A meeting of the Israeli Cabinet this weekend will rate unusual attention by the Reagan administration. The Israelis are to decide whether to proceed with the development of a high-performance fighter jet designed to rival the best produced in the United States. But the Reagan administration calls the project a boondoggle that will siphon US aid from more pressing Israeli defense needs.

During the past week, senior US officials have pressured the Israelis to abandon the Lavi jet fighter project. Secretary of State George Shultz sent a private message to Israeli Cabinet officers asserting that the Lavi project was one neither Israel nor the US could afford.

``Both the US and Israel estimate production cost of a magnitude which could not be funded within our security-assistance program to Israel without crowding out other important projects,'' State Department spokesman Charles Redman adds.

In an effort to sweeten a decision to abandon the project, the US has offered some important financial concessions.

During a recent US visit by Israeli Defense Minister Yitzhak Rabin, Defense Department officials reportedly promised to do their best to help cover costs associated with the termination of the project and to sustain current levels of aid for foreign military sales (FMS) to Israel. That means reallocating for other purposes the $550 million in FMS now earmarked for the Lavi program.

More important, Israeli officials say, the US has agreed to increase ``offset'' expenditures in Israel, an arrangement by which the US will purchase $150 million in Israeli equipment - mostly electronics and avionics - during each of the next two years.

The offset provision is considered particularly important to Israel because of the need to sustain employment in Israel's high-tech industries. According to an Israeli official, some 2,000 scientists and engineers have emigrated to Israel from the West to work on the Lavi project. The offset agreement could help prevent a reverse brain drain resulting from the expected decision to scotch the Lavi program.

Despite the fact that the Lavi has been a major employer and a source of enormous national pride in Israel, the project has been a drain on the Israeli economy, including the defense budget.

``The Lavi has been the biggest enemy of the Israeli Army,'' says one Israeli official, who notes that a disproportionate amount of US aid has been devoted to developing the controversial fighter aircraft, which is the rough equivalent of the popular US-made F-16.

The US has invested $1.5 billion in the Lavi program, which so far has produced two prototype aircraft. But enthusiasm for the project has largely been confined to Capitol Hill, where a small group of House members has kept it alive.

From the start, the Reagan administration has been skeptical.

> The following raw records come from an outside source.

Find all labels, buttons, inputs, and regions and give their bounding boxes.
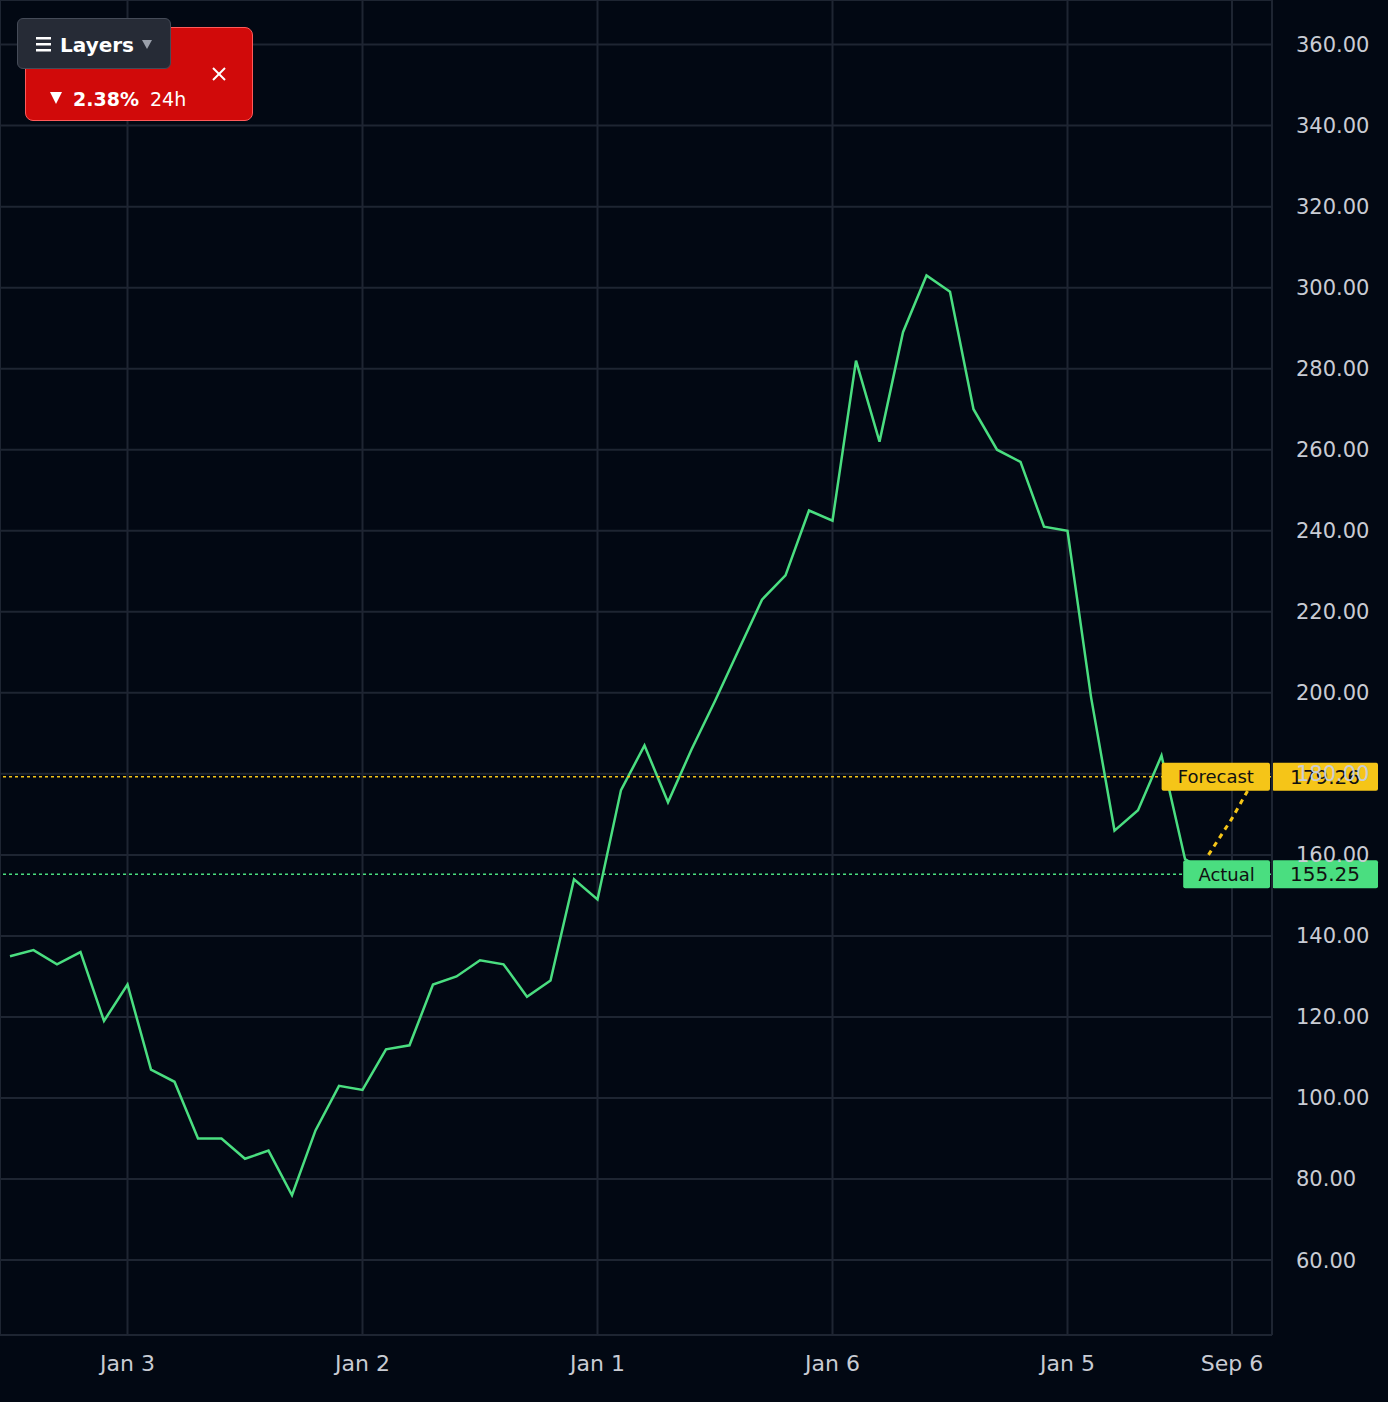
svg-text:160.00: 160.00 <box>1296 843 1369 867</box>
svg-text:Jan 3: Jan 3 <box>98 1351 155 1376</box>
svg-text:Forecast: Forecast <box>1178 766 1254 787</box>
svg-text:300.00: 300.00 <box>1296 276 1369 300</box>
svg-text:Sep 6: Sep 6 <box>1201 1351 1263 1376</box>
svg-text:2.38%: 2.38% <box>73 88 139 110</box>
svg-text:180.00: 180.00 <box>1296 762 1369 786</box>
svg-text:Layers: Layers <box>60 33 134 57</box>
svg-text:80.00: 80.00 <box>1296 1167 1356 1191</box>
svg-text:360.00: 360.00 <box>1296 33 1369 57</box>
svg-text:155.25: 155.25 <box>1290 862 1360 887</box>
svg-text:100.00: 100.00 <box>1296 1086 1369 1110</box>
svg-text:Jan 2: Jan 2 <box>333 1351 390 1376</box>
svg-text:Jan 1: Jan 1 <box>568 1351 625 1376</box>
svg-text:140.00: 140.00 <box>1296 924 1369 948</box>
svg-text:260.00: 260.00 <box>1296 438 1369 462</box>
svg-text:280.00: 280.00 <box>1296 357 1369 381</box>
svg-text:120.00: 120.00 <box>1296 1005 1369 1029</box>
svg-text:60.00: 60.00 <box>1296 1249 1356 1273</box>
svg-text:Jan 6: Jan 6 <box>803 1351 860 1376</box>
svg-text:Jan 5: Jan 5 <box>1038 1351 1095 1376</box>
svg-text:320.00: 320.00 <box>1296 195 1369 219</box>
svg-text:220.00: 220.00 <box>1296 600 1369 624</box>
svg-text:340.00: 340.00 <box>1296 114 1369 138</box>
svg-text:24h: 24h <box>150 88 186 110</box>
svg-text:240.00: 240.00 <box>1296 519 1369 543</box>
svg-text:Actual: Actual <box>1198 864 1254 885</box>
svg-text:200.00: 200.00 <box>1296 681 1369 705</box>
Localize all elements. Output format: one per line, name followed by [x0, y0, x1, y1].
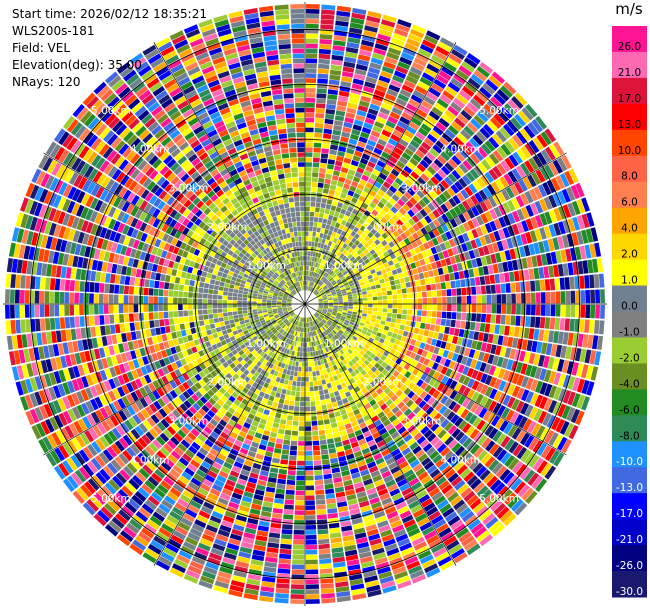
colorbar-tick-label: 8.0 — [621, 171, 638, 183]
nrays-label: NRays: 120 — [12, 75, 81, 89]
range-ring-label: 4.00km — [440, 454, 480, 466]
colorbar-tick-label: -6.0 — [619, 404, 640, 416]
range-ring-label: 4.00km — [130, 144, 170, 156]
colorbar-tick-label: -8.0 — [619, 430, 640, 442]
instrument-label: WLS200s-181 — [12, 24, 95, 38]
colorbar-cell — [612, 155, 647, 183]
colorbar-cell — [612, 441, 647, 468]
range-ring-label: 5.00km — [91, 105, 131, 117]
velocity-gates — [5, 15, 604, 603]
colorbar-tick-label: -30.0 — [616, 586, 643, 598]
ppi-scan-plot: 1.00km 2.00km 3.00km 4.00km 5.00km 1.00km 2.00… — [3, 2, 607, 606]
colorbar-cell — [612, 337, 647, 364]
range-ring-labels: 1.00km 2.00km 3.00km 4.00km 5.00km 1.00km 2.00… — [91, 105, 519, 505]
colorbar-tick-label: -26.0 — [616, 560, 643, 572]
azimuth-spoke — [153, 42, 306, 305]
azimuth-spoke — [304, 303, 457, 566]
elevation-label: Elevation(deg): 35.00 — [12, 58, 142, 72]
range-ring-label: 5.00km — [91, 493, 131, 505]
colorbar-cell — [612, 51, 647, 79]
range-ring-label: 5.00km — [479, 105, 519, 117]
colorbar-ticks: 26.0 21.0 17.0 13.0 10.0 8.0 6.0 4.0 2.0 1.0 0.0 -1… — [616, 41, 643, 598]
azimuth-spoke — [153, 303, 306, 566]
colorbar-tick-label: -13.0 — [616, 482, 643, 494]
colorbar-unit: m/s — [615, 0, 643, 18]
colorbar-cell — [612, 181, 647, 209]
field-label: Field: VEL — [12, 41, 71, 55]
colorbar-cell — [612, 519, 647, 546]
colorbar-tick-label: 13.0 — [618, 119, 641, 131]
colorbar-tick-label: -17.0 — [616, 508, 643, 520]
range-ring-label: 3.00km — [169, 416, 209, 428]
range-ring-label: 1.00km — [324, 338, 364, 350]
colorbar-cell — [612, 129, 647, 157]
colorbar-cell — [612, 259, 647, 287]
range-ring-label: 1.00km — [324, 260, 364, 272]
colorbar-cell — [612, 467, 647, 494]
velocity-gates — [30, 10, 602, 604]
colorbar-tick-label: 17.0 — [618, 93, 641, 105]
colorbar-tick-label: 10.0 — [618, 145, 641, 157]
colorbar-tick-label: -10.0 — [616, 456, 643, 468]
colorbar-tick-label: 21.0 — [618, 67, 641, 79]
velocity-gates — [24, 15, 597, 604]
range-ring-label: 1.00km — [246, 260, 286, 272]
colorbar-tick-label: 0.0 — [621, 301, 638, 313]
range-ring-label: 3.00km — [402, 183, 442, 195]
range-ring-label: 4.00km — [440, 144, 480, 156]
range-ring-label: 2.00km — [363, 377, 403, 389]
colorbar-cells — [612, 26, 647, 598]
velocity-sectors — [5, 4, 605, 604]
velocity-gates — [20, 4, 599, 596]
colorbar-cell — [612, 77, 647, 105]
azimuth-spoke — [304, 152, 567, 305]
colorbar-cell — [612, 545, 647, 572]
range-ring-label: 4.00km — [130, 454, 170, 466]
colorbar-cell — [612, 207, 647, 235]
azimuth-spoke — [304, 42, 457, 305]
velocity-gates — [10, 4, 585, 601]
colorbar-cell — [612, 571, 647, 598]
range-ring-label: 2.00km — [207, 221, 247, 233]
colorbar-cell — [612, 415, 647, 442]
velocity-gates — [15, 10, 597, 603]
colorbar-tick-label: 1.0 — [621, 275, 638, 287]
start-time-label: Start time: 2026/02/12 18:35:21 — [12, 7, 207, 21]
colorbar-tick-label: -4.0 — [619, 378, 640, 390]
colorbar-cell — [612, 103, 647, 131]
azimuth-spoke — [304, 303, 567, 456]
colorbar-cell — [612, 493, 647, 520]
colorbar-cell — [612, 363, 647, 390]
colorbar-tick-label: 2.0 — [621, 249, 638, 261]
range-ring-label: 1.00km — [246, 338, 286, 350]
colorbar-tick-label: 26.0 — [618, 41, 641, 53]
colorbar-tick-label: 4.0 — [621, 223, 638, 235]
colorbar-tick-label: -2.0 — [619, 352, 640, 364]
colorbar-cell — [612, 285, 647, 312]
range-ring-label: 2.00km — [207, 377, 247, 389]
colorbar-cell — [612, 26, 647, 53]
range-ring-label: 3.00km — [402, 416, 442, 428]
colorbar-cell — [612, 233, 647, 261]
velocity-colorbar: m/s 26.0 21.0 17.0 13.0 10.0 8.0 6.0 4.0 2.0 1.0 0… — [612, 0, 647, 598]
azimuth-spoke — [43, 303, 306, 456]
velocity-gates — [6, 22, 596, 598]
velocity-gates — [16, 38, 586, 593]
velocity-gates — [8, 17, 599, 576]
range-ring-label: 2.00km — [363, 221, 403, 233]
colorbar-tick-label: -1.0 — [619, 326, 640, 338]
colorbar-cell — [612, 311, 647, 338]
azimuth-spoke — [43, 152, 306, 305]
colorbar-tick-label: 6.0 — [621, 197, 638, 209]
range-ring-label: 3.00km — [169, 183, 209, 195]
range-ring-label: 5.00km — [479, 493, 519, 505]
colorbar-tick-label: -21.0 — [616, 534, 643, 546]
azimuth-spokes — [3, 2, 607, 606]
scan-info: Start time: 2026/02/12 18:35:21 WLS200s-… — [12, 6, 207, 91]
colorbar-cell — [612, 389, 647, 416]
velocity-gates — [15, 7, 605, 598]
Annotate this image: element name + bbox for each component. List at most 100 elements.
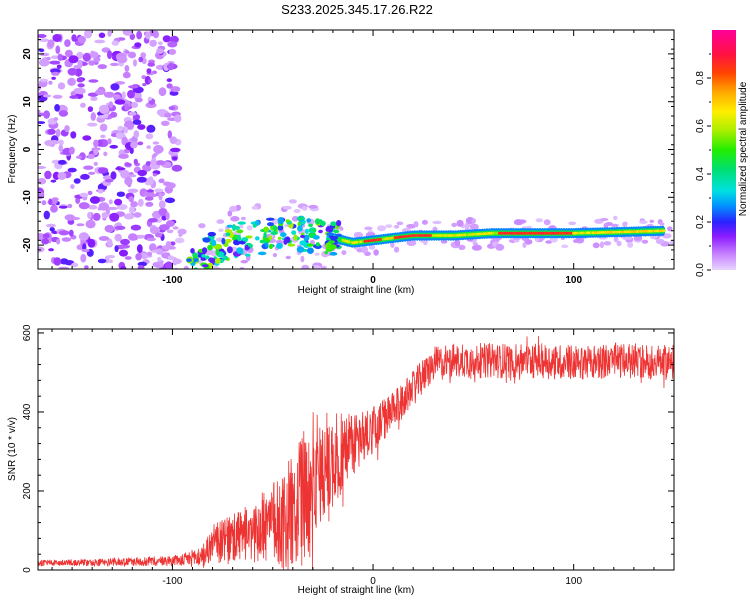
spectrogram-cell (161, 120, 170, 127)
spectrogram-cell (58, 205, 68, 209)
spectrogram-cell (230, 216, 240, 222)
spectrogram-cell (48, 198, 53, 206)
spectrogram-cell (152, 141, 160, 145)
spectrogram-cell (147, 218, 158, 223)
spectrogram-cell (245, 235, 253, 239)
spectrogram-cell (53, 257, 62, 266)
spectrogram-cell (114, 245, 119, 253)
spectrogram-cell (166, 229, 174, 234)
spectrogram-cell (393, 224, 400, 229)
spectrogram-cell (59, 258, 69, 265)
spectrogram-cell (80, 253, 87, 263)
colorbar-tick-label: 0.6 (695, 119, 706, 133)
spectrogram-cell (167, 41, 178, 48)
spectrogram-cell (51, 76, 56, 80)
spectrogram-cell (456, 219, 464, 227)
colorbar-tick-label: 0.4 (695, 167, 706, 181)
spectrogram-cell (236, 229, 244, 234)
spectrogram-cell (69, 146, 75, 155)
spectrogram-cell (206, 280, 213, 287)
snr-y-tick-label: 600 (22, 324, 33, 341)
spectrogram-cell (328, 244, 337, 250)
spectrogram-cell (186, 258, 192, 263)
spectrogram-cell (128, 111, 137, 116)
spectrogram-cell (88, 79, 99, 83)
spectrogram-cell (236, 247, 244, 254)
spectrogram-cell (575, 237, 585, 244)
spectrogram-cell (152, 173, 158, 177)
spectrogram-cell (144, 196, 154, 201)
spectrogram-cell (58, 139, 64, 146)
spectrogram-y-tick-label: -10 (22, 190, 33, 205)
spectrogram-cell (240, 260, 248, 264)
spectrogram-y-axis: -20 -10 0 10 20 (22, 29, 674, 270)
spectrogram-cell (127, 188, 139, 193)
spectrogram-cell (82, 135, 92, 141)
spectrogram-cell (50, 204, 58, 213)
spectrogram-cell (50, 179, 57, 183)
spectrogram-cell (87, 238, 96, 248)
spectrogram-cell (149, 226, 161, 235)
spectrogram-cell (471, 244, 482, 251)
spectrogram-cell (251, 205, 259, 210)
spectrogram-cell (299, 240, 307, 246)
spectrogram-cell (90, 51, 99, 58)
spectrogram-cell (110, 83, 120, 91)
spectrogram-cell (147, 176, 154, 186)
spectrogram-cell (170, 147, 181, 153)
spectrogram-cell (164, 197, 176, 204)
spectrogram-cell (71, 262, 79, 268)
spectrogram-cell (273, 225, 278, 232)
spectrogram-cell (156, 48, 164, 54)
spectrogram-cell (120, 266, 127, 269)
spectrogram-cell (198, 223, 206, 229)
spectrogram-cell (277, 217, 284, 225)
spectrogram-cell (226, 224, 233, 228)
spectrogram-cell (616, 240, 622, 247)
spectrogram-x-tick-label: -100 (162, 275, 182, 286)
spectrogram-cell (64, 39, 71, 47)
snr-frame (37, 328, 675, 571)
spectrogram-cell (522, 242, 527, 248)
spectrogram-cell (149, 39, 157, 47)
spectrogram-cell (280, 232, 287, 238)
spectrogram-cell (237, 221, 246, 225)
spectrogram-cell (246, 225, 253, 231)
spectrogram-cell (333, 229, 340, 234)
spectrogram-cell (312, 265, 321, 269)
spectrogram-cell (137, 169, 147, 177)
spectrogram-cell (38, 109, 41, 114)
spectrogram-cell (168, 106, 176, 111)
spectrogram-cell (149, 243, 157, 252)
spectrogram-cell (52, 34, 62, 42)
spectrogram-cell (46, 56, 51, 61)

One State Department official says the Lavi could absorb close to half of the annual $1.8 billion in US military aid earmarked for Israel, compromising other defense programs. For far less money, Israel could buy comparable US F-16s.

``To continue with the Lavi means having to cut out some other high priority items from [Israel's] defense budget,'' comments this official. ``That could hurt Israel's qualitative defensive edge.''

Israelis have become emotionally attached to the Lavi project, seeing in it a symbol of the nation's military independence. ``For everyone here it is a very sad moment,'' says an Israeli official of the fact that the days of the Lavi project may be numbered.